Traffic police, hopefully operating in a location near you this holiday season. Photo / Doug Sherring
What makes driving safer? As holidaymakers hit the highways after another grim annual road toll, Simon Wilson reports on the evidence for what really works in the first of a five-part series.
OPINION: Remember the booze bus? It used to be if you were out driving on a Friday orSaturday night, you knew there was a chance you'd run into a drink-driving checkpoint. Used to be a lot of mobile speed cameras in use too.
But for a couple of years now, police enforcement of the road rules hasn't been nearly so prominent, especially in cities. And guess what? Not counting the lockdowns, deaths and serious injuries on Auckland roads are up.
Why haven't the police been doing their job? They were funded to carry out 800,000 breath tests in Auckland in 2020 but did only half that. International best practice suggests they should be doing 60,000 hours of mobile speed camera surveillance. But they committed to only 30,000 and ended up doing just 16,800.
In the year to July, that translated into 681 speeding tickets. Not even two a day.
This negligence kills. In the three years to 2017, when there was a 33 per cent drop in alcohol breath tests, deaths and serious injuries (known as DSIs) on Auckland roads rose sharply.
After that year, the police strengthened their enforcement of drink driving, speed and other road rules, and the rates began to fall.
They collapsed during the first lockdown in 2020, but when that ended they soared back up again. In the 12 months to August 2021, just before the big lockdown, there were 59 deaths on Auckland roads and 557 serious injuries. The figures from 12 months earlier were 27 and 499.
The data is clear. Unless the police actively enforce the rules, DSIs go up. There are drunk drivers, speeding drivers, unsafe cars and people not wearing seatbelts. Mostly, they probably know they shouldn't do it, but they do it anyway.
Early last year Auckland Transport chief executive Shane Ellison called the lack of police enforcement "really troubling". He and his board chairwoman, Adrienne Young-Cooper, wrote to the police about it, suggesting they had "dropped the ball".
"Police acknowledge that our performance around breath testing and speed enforcement could have been better in previous years and we are committed to improving this with our road safety partners moving forward," the officer in charge of road policing, Superintendent Naila Hassan, told RNZ.
She said they had a new plan which would put a greater focus on road policing. That sounded good. But Hassan put a different spin on it when she talked to the Herald in mid-September.
Then, she appeared to bluntly challenge the idea that enforcement is a key to road safety. "Policing our roads alone cannot achieve the significant changes needed to prevent death and serious injury. Road safety is everyone's responsibility," Hassan said.

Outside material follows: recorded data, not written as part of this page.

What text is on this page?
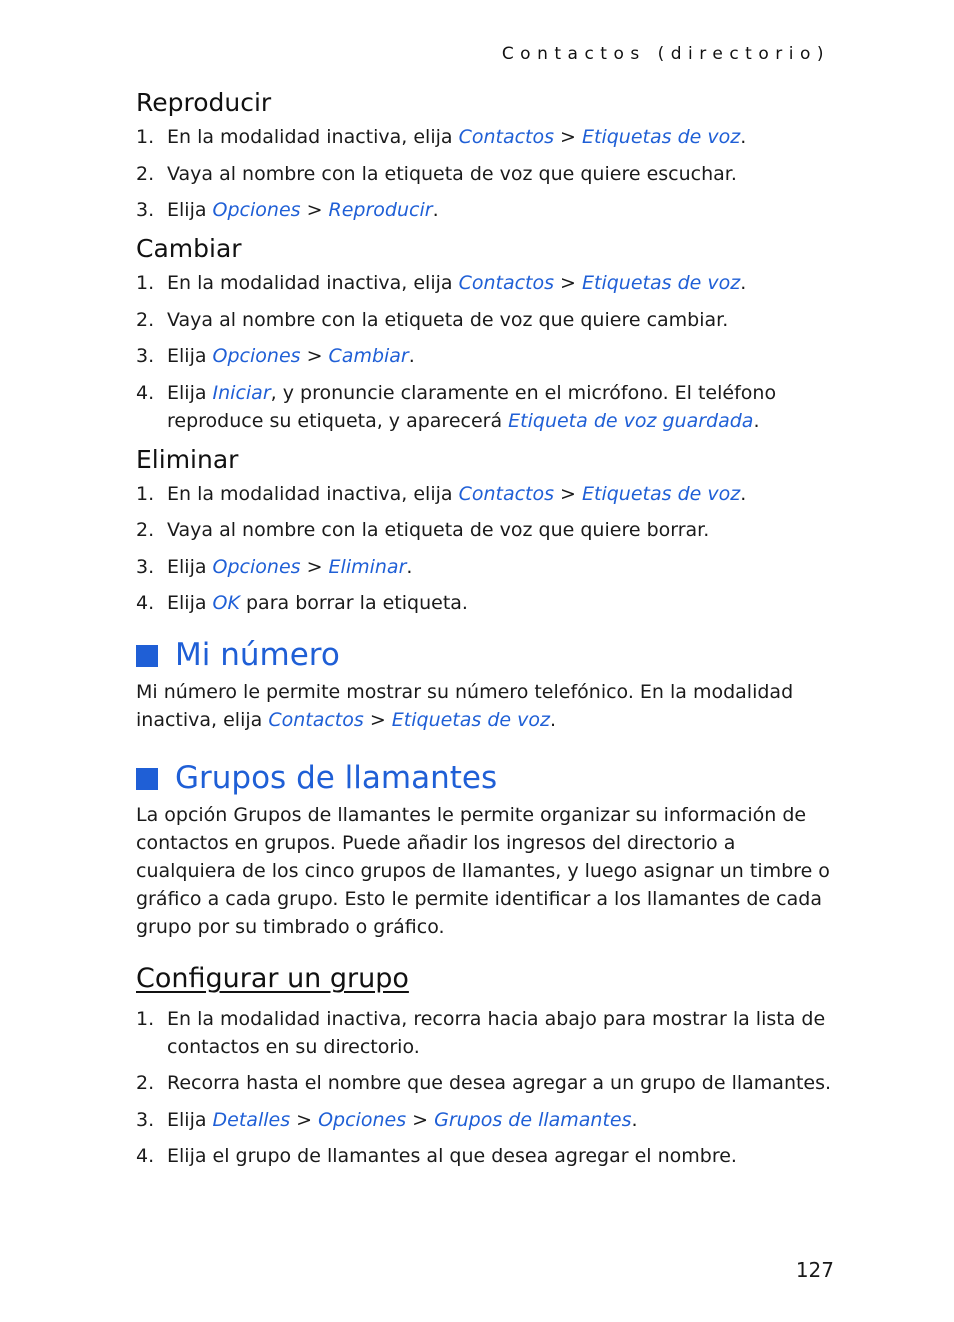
Contactos (directorio)
Reproducir
1. En la modalidad inactiva, elija Contactos > Etiquetas de voz.
2. Vaya al nombre con la etiqueta de voz que quiere escuchar.
3. Elija Opciones > Reproducir.
Cambiar
1. En la modalidad inactiva, elija Contactos > Etiquetas de voz.
2. Vaya al nombre con la etiqueta de voz que quiere cambiar.
3. Elija Opciones > Cambiar.
4. Elija Iniciar, y pronuncie claramente en el micrófono. El teléfono reproduce su etiqueta, y aparecerá Etiqueta de voz guardada.
Eliminar
1. En la modalidad inactiva, elija Contactos > Etiquetas de voz.
2. Vaya al nombre con la etiqueta de voz que quiere borrar.
3. Elija Opciones > Eliminar.
4. Elija OK para borrar la etiqueta.
Mi número

Mi número le permite mostrar su número telefónico. En la modalidad inactiva, elija Contactos > Etiquetas de voz.

Grupos de llamantes

La opción Grupos de llamantes le permite organizar su información de contactos en grupos. Puede añadir los ingresos del directorio a cualquiera de los cinco grupos de llamantes, y luego asignar un timbre o gráfico a cada grupo. Esto le permite identificar a los llamantes de cada grupo por su timbrado o gráfico.

Configurar un grupo
1. En la modalidad inactiva, recorra hacia abajo para mostrar la lista de contactos en su directorio.
2. Recorra hasta el nombre que desea agregar a un grupo de llamantes.
3. Elija Detalles > Opciones > Grupos de llamantes.
4. Elija el grupo de llamantes al que desea agregar el nombre.
127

That's bollocks. Of course road safety is everyone's responsibility, and of course driver education is important and people should follow the rules. But you can say that until you're blue in the face. On this issue, the most important task of the police is to enforce the rules. It really makes a difference.

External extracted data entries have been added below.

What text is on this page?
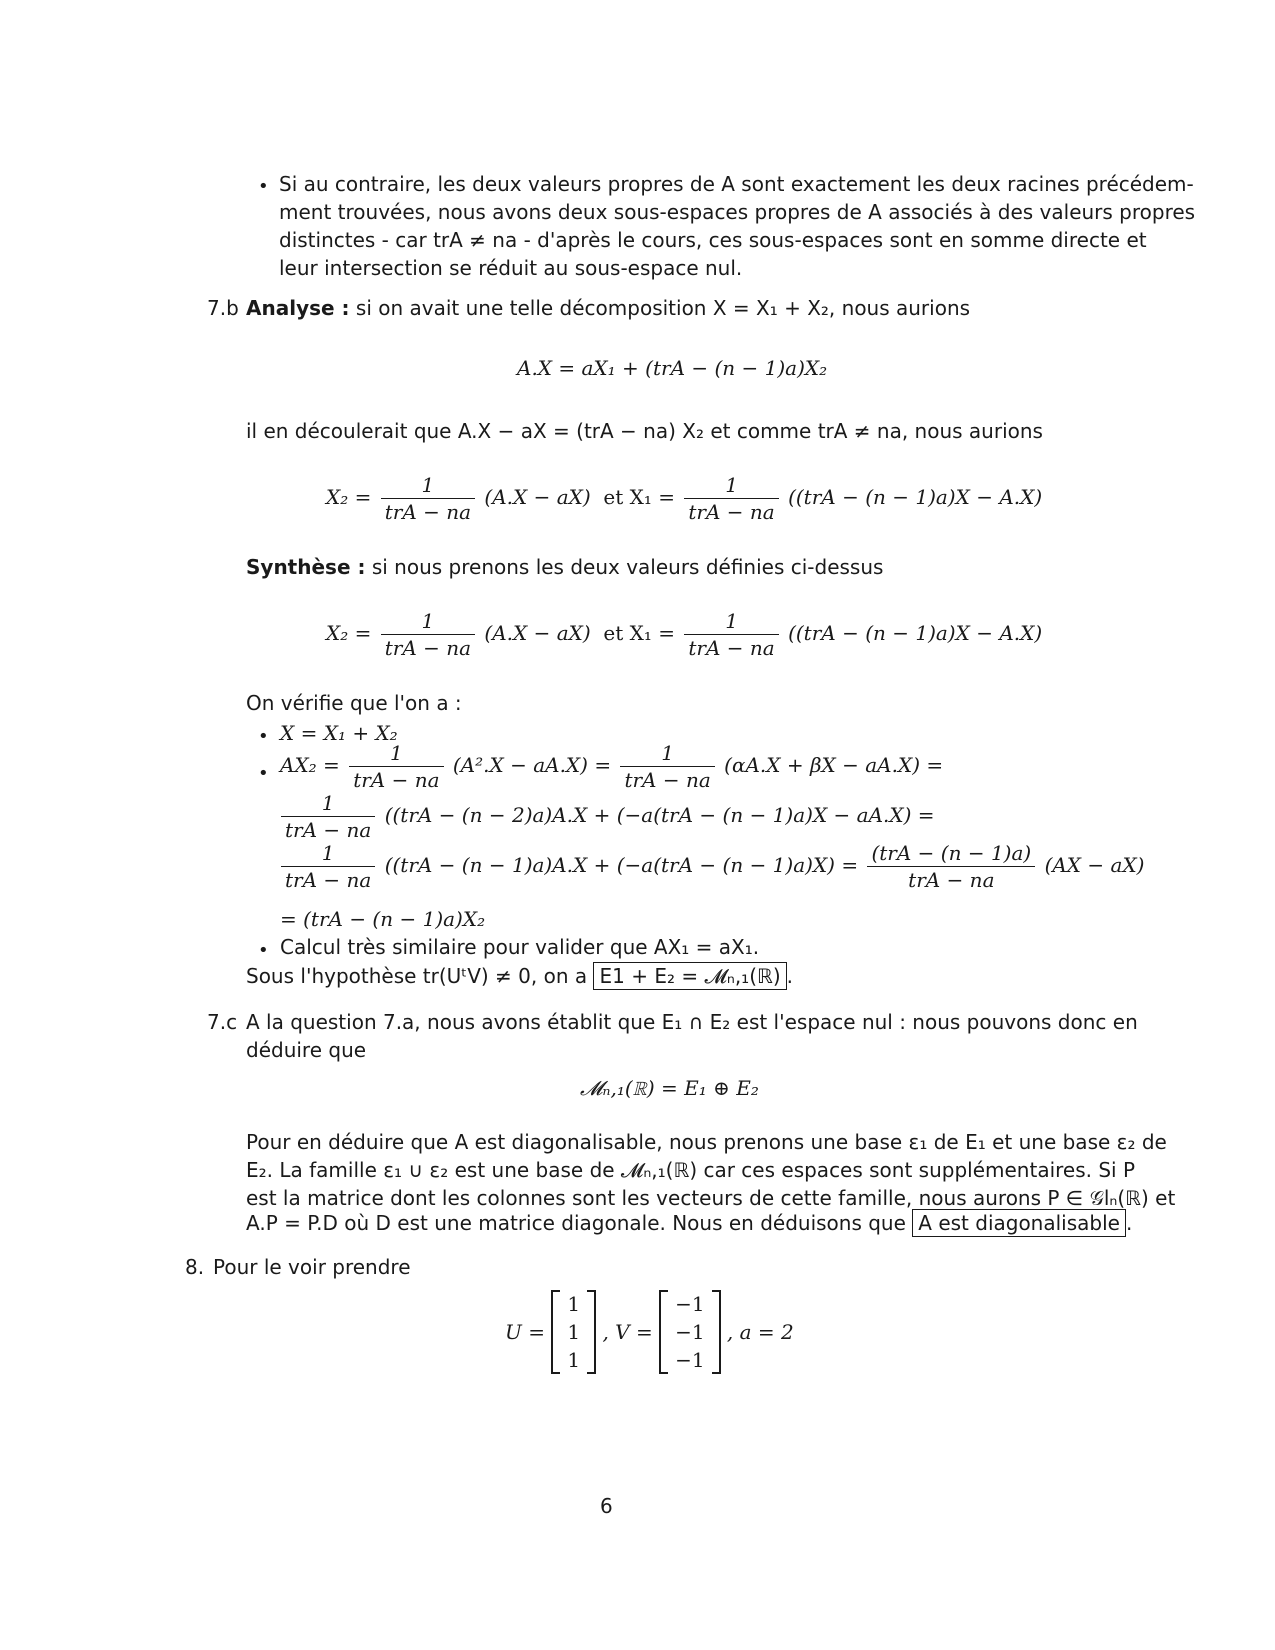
• Si au contraire, les deux valeurs propres de A sont exactement les deux racines précédem-
ment trouvées, nous avons deux sous-espaces propres de A associés à des valeurs propres
distinctes - car trA ≠ na - d'après le cours, ces sous-espaces sont en somme directe et
leur intersection se réduit au sous-espace nul.
7.b Analyse : si on avait une telle décomposition X = X₁ + X₂, nous aurions
A.X = aX₁ + (trA − (n − 1)a)X₂
il en découlerait que A.X − aX = (trA − na) X₂ et comme trA ≠ na, nous aurions
$X_2 = \frac{1}{\text{trA − na}} (A.X - aX)$ et $X_1 = \frac{1}{\text{trA − na}} ((trA - (n - 1)a)X - A.X)$
Synthèse : si nous prenons les deux valeurs définies ci-dessus
$X_2 = \frac{1}{\text{trA − na}} (A.X - aX)$ et $X_1 = \frac{1}{\text{trA − na}} ((trA - (n - 1)a)X - A.X)$
On vérifie que l'on a :
• X = X₁ + X₂
• $AX_2 = \frac{1}{\text{trA − na}} (A^2.X - aA.X) = \frac{1}{\text{trA − na}} (\alpha A.X + \beta X - aA.X)$ =
$\frac{1}{\text{trA − na}} ((trA - (n - 2)a)A.X + (-a(trA - (n - 1)a)X - aA.X)$ =
$\frac{1}{\text{trA − na}} ((trA - (n - 1)a)A.X + (-a(trA - (n - 1)a)X) = \frac{\text{(trA − (n − 1)a)}}{\text{trA − na}} (AX - aX)$
= (trA − (n − 1)a)X₂
• Calcul très similaire pour valider que AX₁ = aX₁.
Sous l'hypothèse tr(UᵗV) ≠ 0, on a E1 + E₂ = 𝓜ₙ,₁(ℝ) .
7.c A la question 7.a, nous avons établit que E₁ ∩ E₂ est l'espace nul : nous pouvons donc en
déduire que
𝓜ₙ,₁(ℝ) = E₁ ⊕ E₂
Pour en déduire que A est diagonalisable, nous prenons une base ε₁ de E₁ et une base ε₂ de
E₂. La famille ε₁ ∪ ε₂ est une base de 𝓜ₙ,₁(ℝ) car ces espaces sont supplémentaires. Si P
est la matrice dont les colonnes sont les vecteurs de cette famille, nous aurons P ∈ 𝒢lₙ(ℝ) et
A.P = P.D où D est une matrice diagonale. Nous en déduisons que A est diagonalisable .
8. Pour le voir prendre
U =
1
1
1
, V =
−1
−1
−1
, a = 2
6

Auckland mayor Phil Goff identified the same problem and wrote to Transport Minister Michael Wood and Police Minister Poto Williams about it.
Goff said, "It is of real concern that 59 per cent of those killed [in the first part of 2021] in vehicles were not wearing seatbelts, and 36 per cent of road deaths involved proven or suspected use of alcohol. These are issues that stronger enforcement could impact on."

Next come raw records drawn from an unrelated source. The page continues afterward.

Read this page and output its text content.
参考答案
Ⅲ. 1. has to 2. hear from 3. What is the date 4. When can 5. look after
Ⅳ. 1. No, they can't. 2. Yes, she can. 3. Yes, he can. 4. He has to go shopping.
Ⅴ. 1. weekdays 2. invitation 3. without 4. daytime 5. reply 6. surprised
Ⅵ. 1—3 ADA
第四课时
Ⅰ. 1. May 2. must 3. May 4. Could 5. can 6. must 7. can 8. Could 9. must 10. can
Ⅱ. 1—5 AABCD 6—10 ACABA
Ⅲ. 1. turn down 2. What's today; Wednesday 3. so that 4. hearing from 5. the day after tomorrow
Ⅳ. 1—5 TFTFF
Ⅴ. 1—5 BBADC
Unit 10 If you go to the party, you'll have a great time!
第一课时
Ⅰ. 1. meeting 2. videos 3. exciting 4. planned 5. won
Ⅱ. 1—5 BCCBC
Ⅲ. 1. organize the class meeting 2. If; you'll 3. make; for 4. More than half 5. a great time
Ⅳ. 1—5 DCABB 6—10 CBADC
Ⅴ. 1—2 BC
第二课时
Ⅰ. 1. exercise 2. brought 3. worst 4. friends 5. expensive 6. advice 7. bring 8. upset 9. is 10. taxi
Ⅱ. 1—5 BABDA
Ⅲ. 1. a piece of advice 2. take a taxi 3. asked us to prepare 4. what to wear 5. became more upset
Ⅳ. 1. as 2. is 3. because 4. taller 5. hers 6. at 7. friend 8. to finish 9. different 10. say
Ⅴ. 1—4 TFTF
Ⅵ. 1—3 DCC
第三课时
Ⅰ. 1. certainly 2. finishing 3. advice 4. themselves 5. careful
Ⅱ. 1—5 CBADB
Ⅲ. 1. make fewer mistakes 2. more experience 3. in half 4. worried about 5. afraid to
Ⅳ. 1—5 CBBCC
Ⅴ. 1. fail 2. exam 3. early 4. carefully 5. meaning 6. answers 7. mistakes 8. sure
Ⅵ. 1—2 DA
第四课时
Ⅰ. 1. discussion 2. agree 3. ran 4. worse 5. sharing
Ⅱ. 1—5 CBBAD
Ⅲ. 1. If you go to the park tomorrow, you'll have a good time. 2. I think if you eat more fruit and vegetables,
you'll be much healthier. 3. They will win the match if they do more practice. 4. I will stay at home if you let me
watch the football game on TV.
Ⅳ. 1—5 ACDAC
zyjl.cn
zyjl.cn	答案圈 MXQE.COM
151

Since then, the police have been distracted by border controls and other Covid duties. But the roads are more dangerous than ever.
Shane Ellison says he thinks there are "positive signs that police are committed to better enforcement", although this is "not yet translating into significant improvements in performance measures".
He welcomes police investment in "new technology and police vans that do impairment prevention". They're getting better speed cameras and more mobile mini-booze buses.
Those cameras could be critical. After New York's Department of Transportation installed cameras near 120 schools in 2014, speeding fell by over 60 per cent. What's more, only 19 per cent of drivers who got a speeding ticket reoffended. And in parts of Europe where the open roads have radar-enabled cameras, one review found DSIs fell between 17 and 58 per cent.
The lesson in all this is clear: when we think we'll get caught, we're far less likely to break the rules.
The rising rate of serious crashes is not just an Auckland problem: it's up nationwide. The chief executive of the transport agency Waka Kotahi, Nicole Rosie, says her organisation now works with the police to "significantly increase enforcement activities, particularly targeting speed and drunk driving".
Good to know. Covid means the police have more to do these days, but road safety is always important. If you see them on patrol over summer, give them a friendly wave. The more you see them, the more they're saving lives.